Emmer ‘Wasn’t MAGA,’ Trump Says
Trump, speaking as he left the courtroom in New York where he faces business fraud charges, said his “un-endorsement” must have had an impact on Emmer’s bid.
“He wasn’t MAGA,” said Trump, the party’s front-runner for the 2024 presidential election, referring to his Make America Great Again campaign slogan.
For three weeks the House has been thrown into turmoil, the Republicans now trying desperately to end the bitter infighting and choose a new speaker who can credibly unite the GOP majority, lead the party, and get the U.S. Congress working again.
They prepared to return behind closed doors, where they spent much of their time, trying to agree on a new leader.

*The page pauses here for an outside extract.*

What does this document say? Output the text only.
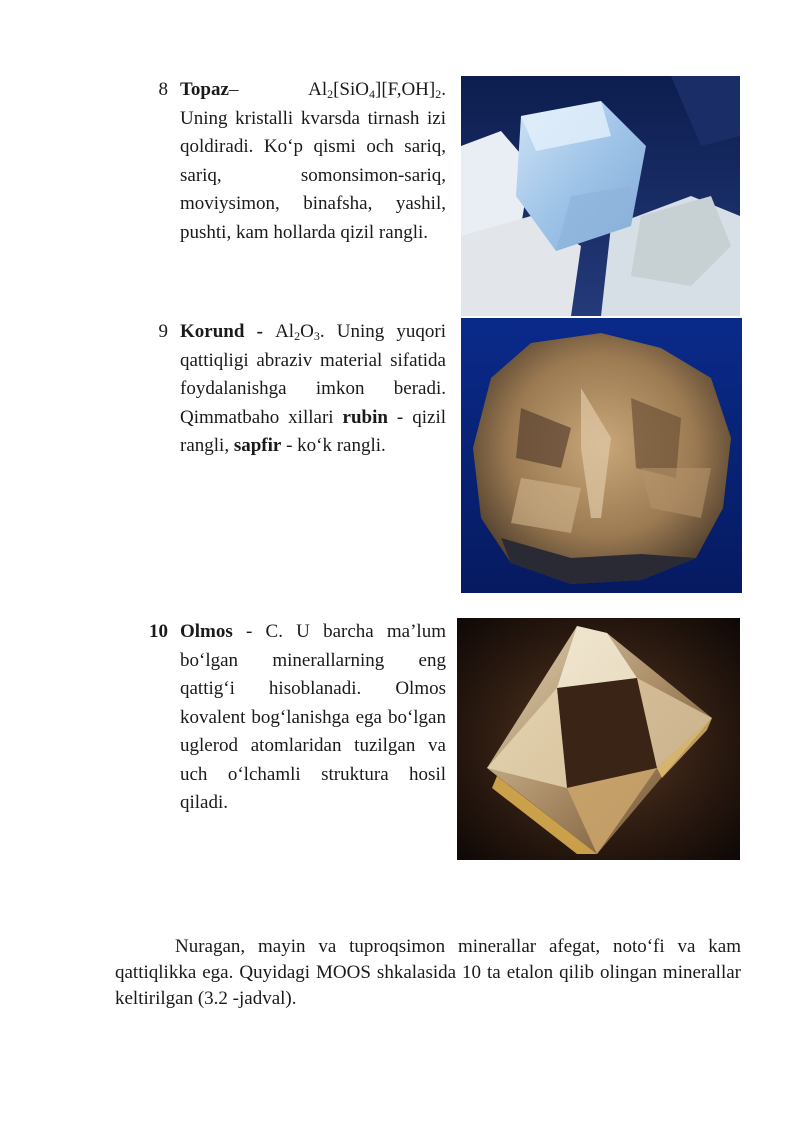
8 Topaz–	$Al_2[SiO_4][F,OH]_2$. Uning kristalli kvarsda tirnash izi qoldiradi. Koʻp qismi och sariq, sariq, somonsimon-sariq, moviysimon, binafsha, yashil, pushti, kam hollarda qizil rangli.
9 Korund - $Al_2O_3$. Uning yuqori qattiqligi abraziv material sifatida foydalanishga imkon beradi. Qimmatbaho xillari rubin - qizil rangli, sapfir - koʻk rangli.
10 Olmos - C. U barcha maʼlum boʻlgan minerallarning eng qattigʻi hisoblanadi. Olmos kovalent bogʻlanishga ega boʻlgan uglerod atomlaridan tuzilgan va uch oʻlchamli struktura hosil qiladi.
Nuragan, mayin va tuproqsimon minerallar afegat, notoʻfi va kam qattiqlikka ega. Quyidagi MOOS shkalasida 10 ta etalon qilib olingan minerallar keltirilgan (3.2 -jadval).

Attention Turns to Louisiana’s Johnson, a Trump Acolyte
Attention quickly turned to Rep. Mike Johnson of Louisiana, a lower-ranking member of House GOP leadership, who was the second-highest vote-getter on Tuesday’s internal ballots. A lawyer specializing in constitutional issues, he had rallied Republicans around Trump’s legal effort to overturn the 2020 election results.
“We’re in the same cul-de-sac,” said Rep. Scott Perry, R-Pa., the chairman of the far-right House Freedom Caucus.
Emmer of Minnesota, who is the party’s third-ranking Republican as the GOP whip, had jumped out in front during private morning balloting among a hodgepodge list of mostly lesser-known congressmen aspiring to be speaker, a powerful position second in line to the presidency.
But no sooner did Emmer win the majority vote of his colleagues than his nomination was shot down by a powerful detractor he had tried to win over — Trump, who has long criticized the party’s former campaign chief as disloyal.
While Emmer won a simple majority in a roll call behind closed doors — 117 votes — he lost more than two dozen Republicans, leaving him far short of what will be needed during a House floor tally ahead.
Others piled on in what was, in some ways, a do-over of the Trump-Emmer feud that has simmered since January, when the former president’s allies tried to stop Emmer’s rise to the GOP whip’s job.
Having rejected the top replacements, Majority Leader Steve Scalise and the Trump-backed Judiciary Chairman Jim Jordan, there is no longer any obvious choice for the job.
With Republicans controlling the House 221-212 over Democrats, any GOP nominee can afford just a few detractors to win the gavel.